Les préoccupations du missionnaire sur la nécessité pour le chrétien de ne pas se contenter d’une vie intérieure médiocre, étaient si vives et si absorbantes qu’il sentit le besoin de s’en rendre bien compte à lui-même, en les développant sur le papier. Ces feuilles trouvées, après sa mort, furent publiées par ses amisb ; on y sent à chaque page le cachet d’une âme ardente et ambitieuse de progrès, en même temps que la touche d’un esprit juste et fort.

bEntire Sanctification : its Nature, the Way of its Attainment, and Motives for its Pursuit. By the Rev. John Hunt. — London : Mason.

A la demande de la veuve de son collègue Cross, John Hunt entreprit aussi une notice biographique sur cet ami, l’un des fondateurs de la mission.

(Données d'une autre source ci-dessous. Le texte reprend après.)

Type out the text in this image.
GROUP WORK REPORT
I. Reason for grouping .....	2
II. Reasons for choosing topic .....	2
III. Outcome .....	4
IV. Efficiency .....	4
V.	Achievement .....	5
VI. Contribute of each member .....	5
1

Cette notice parut à Londres, peu de temps après, et commença à initier le public religieux aux luttes et aux succès des missionnaires dans les îles Fidjic.

cMemoir of the Rev. William Cross, Wesleyan missionary, with a Short Notice of the Early History of the Mission. By the Rev. John Hunt. — London : Mason.

Il préparait également pour la presse ses leçons de théologie et quelques courts sermons en langue fidjienne, qui parurent en mars 1844, à l’imprimerie de la Mission, sous le titre de Na Vanau Lekaleka, « Courts sermons. »

Enfin, toujours en vue de sa traduction des Saints Livres, il poursuivait une étude comparative des divers dialectes en usage dans l’Archipel. Cette étude, entreprise avec le concours de ses collègues, lui révéla des particularités philologiques fort intéressantes, et le petit trésor d’observations qu’il accumula ainsi, avec un soin tout spécial, lui facilita considérablement son grand travail.

Mais, à ce moment même, des dissidences bien autrement formidables que celles des dialectes, avaient éclaté au milieu du peuple fidjien et allaient susciter de grands embarras à l’œuvre missionnaire, en limitant son expansion et en restreignant ses succès. Ces commotions affectèrent trop l’œuvre entreprise par John Hunt pour que nous les passions complètement sous silence.

Nous avons dit précédemment quelle place à part occupait l’île de Mbau dans l’archipel fidjien, et quel ascendant ses rois avaient su prendre sur les chefs des diverses tribus du pays. A la suite de la révolution qui avait un moment détrôné le vieux roi Tanoa, nous avons vu son fils Thakombau ressaisir, au nom de son père, les rênes du gouvernement, et, par son intelligence et son habileté, refouler et écraser les éléments révolutionnaires du pays. Cet homme, vraiment extraordinaire, avait su prouver qu’il y avait en lui un administrateur habile en même temps qu’un guerrier intrépide ; et ses talents lui avaient acquis une influence considérable et un renom étendu, à tel point que les vaisseaux étrangers, qui visitaient ces parages, ne manquaient presque jamais de venir lui apporter leurs hommages, comme au souverain incontesté de la contrée. Il tenait fort à ces relations, et, en homme intelligent, il faisait tout ce qu’il pouvait pour les maintenir et les étendre. Il fournissait les vaisseaux de provisions diverses qu’il prélevait sur les îles qui lui étaient soumises, et il recevait en échange toutes sortes d’objets utiles et d’armes qu’il emmagasinait soigneusement. Aucun chef, dans les annales du pays, n’avait grandi si rapidement ni ne s’était élevé si haut. Une grande armée, formée de guerriers bien disciplinés, marchait sous ses ordres et ajoutait à la terreur qu’inspirait son nom.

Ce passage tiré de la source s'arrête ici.